Cités Unies France, dans une contribution sur les relations entre les collectivités territoriales et les organisations de solidarité internationale, insiste sur la difficulté pour les collectivités à saisir le monde des OSI, entre les " organisations de l'expertise solidaire ", les organisations nationales " professionnelles " ou thématiques et les associations locales ou les groupes locaux bénévoles.

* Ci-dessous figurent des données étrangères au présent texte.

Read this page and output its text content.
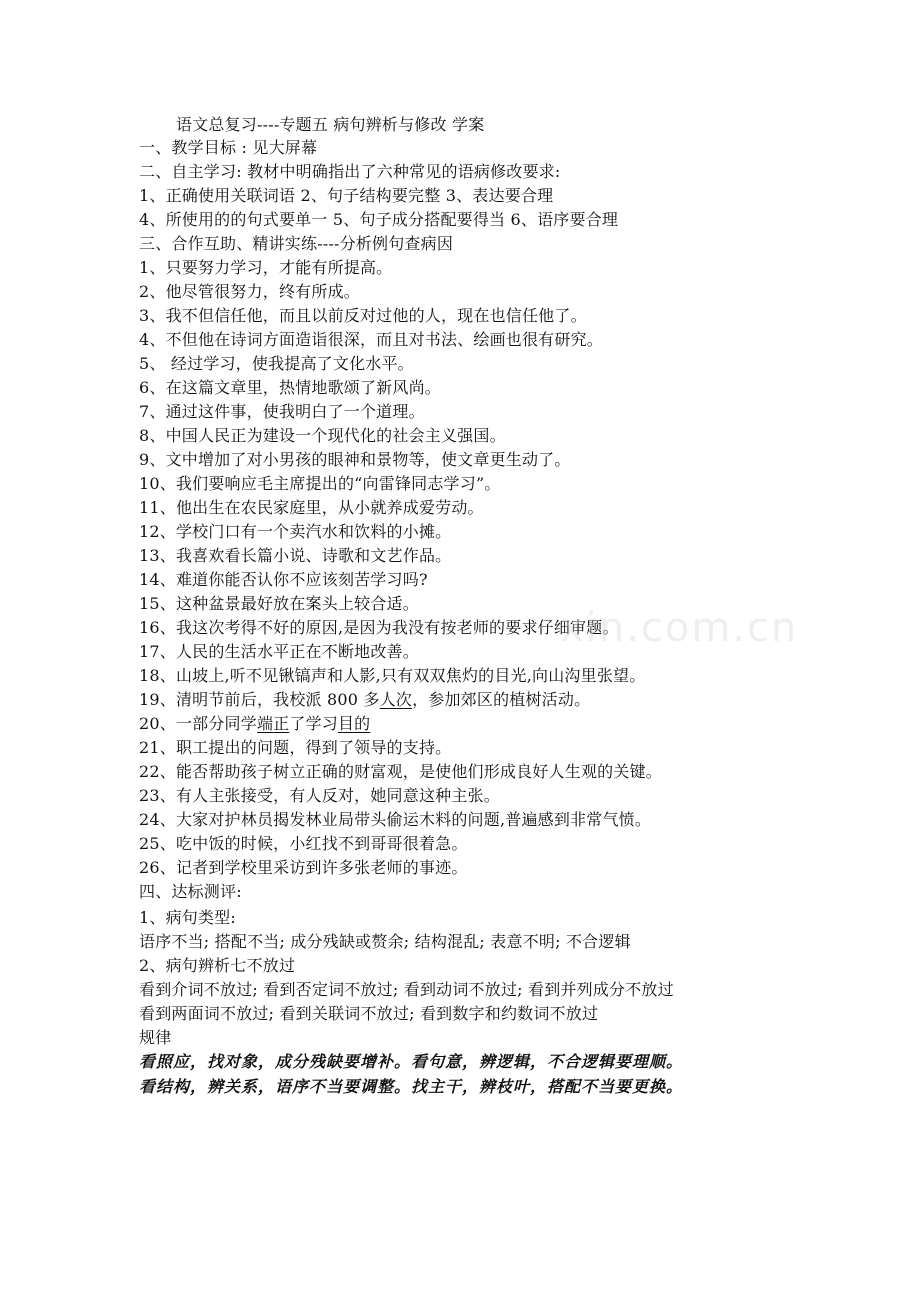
语文总复习----专题五 病句辨析与修改 学案
一、教学目标 : 见大屏幕
二、自主学习: 教材中明确指出了六种常见的语病修改要求:
1、正确使用关联词语 2、句子结构要完整 3、表达要合理
4、所使用的的句式要单一 5、句子成分搭配要得当 6、语序要合理
三、合作互助、精讲实练----分析例句查病因
1、只要努力学习，才能有所提高。
2、他尽管很努力，终有所成。
3、我不但信任他，而且以前反对过他的人，现在也信任他了。
4、不但他在诗词方面造诣很深，而且对书法、绘画也很有研究。
5、 经过学习，使我提高了文化水平。
6、在这篇文章里，热情地歌颂了新风尚。
7、通过这件事，使我明白了一个道理。
8、中国人民正为建设一个现代化的社会主义强国。
9、文中增加了对小男孩的眼神和景物等，使文章更生动了。
10、我们要响应毛主席提出的“向雷锋同志学习”。
11、他出生在农民家庭里，从小就养成爱劳动。
12、学校门口有一个卖汽水和饮料的小摊。
13、我喜欢看长篇小说、诗歌和文艺作品。
14、难道你能否认你不应该刻苦学习吗?
15、这种盆景最好放在案头上较合适。
16、我这次考得不好的原因,是因为我没有按老师的要求仔细审题。
17、人民的生活水平正在不断地改善。
18、山坡上,听不见锹镐声和人影,只有双双焦灼的目光,向山沟里张望。
19、清明节前后，我校派 800 多人次，参加郊区的植树活动。
20、一部分同学端正了学习目的
21、职工提出的问题，得到了领导的支持。
22、能否帮助孩子树立正确的财富观，是使他们形成良好人生观的关键。
23、有人主张接受，有人反对，她同意这种主张。
24、大家对护林员揭发林业局带头偷运木料的问题,普遍感到非常气愤。
25、吃中饭的时候，小红找不到哥哥很着急。
26、记者到学校里采访到许多张老师的事迹。
四、达标测评:
1、病句类型:
语序不当; 搭配不当; 成分残缺或赘余; 结构混乱; 表意不明; 不合逻辑
2、病句辨析七不放过
看到介词不放过; 看到否定词不放过; 看到动词不放过; 看到并列成分不放过
看到两面词不放过; 看到关联词不放过; 看到数字和约数词不放过
规律
看照应，找对象，成分残缺要增补。看句意，辨逻辑，不合逻辑要理顺。
看结构，辨关系，语序不当要调整。找主干，辨枝叶，搭配不当要更换。
xin.com.cn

Cette contribution milite pour une prise de conscience de la place des collectivités territoriales comme acteur ayant un rôle plus riche que celui de simple bailleur de fonds, et propose de mettre en place de véritables programmes d'action concertée pour un engagement conjoint en France et en coopération sur la base des rôles et compétences de chaque acteur.

Citons enfin le texte des Assises de Rhône-Alpes, selon lesquels les deux grandes familles d'acteurs que sont les collectivités locales et les organisations non gouvernementales ont acquis la certitude suivante : le développement des pays du Sud ne peut se faire sans un changement des mentalités au Nord.

Fortes de cette conviction commune, les deux familles manifestent concrètement leur désir de modifier la perception des réalités des pays du Sud qu'en a la société française dans le but d'impliquer cette dernière davantage autour des questions de développement.

Voilà un champ collectif qu'il conviendrait de " défricher ". Voilà une première thématique où pourrait s'opérer une synergie féconde.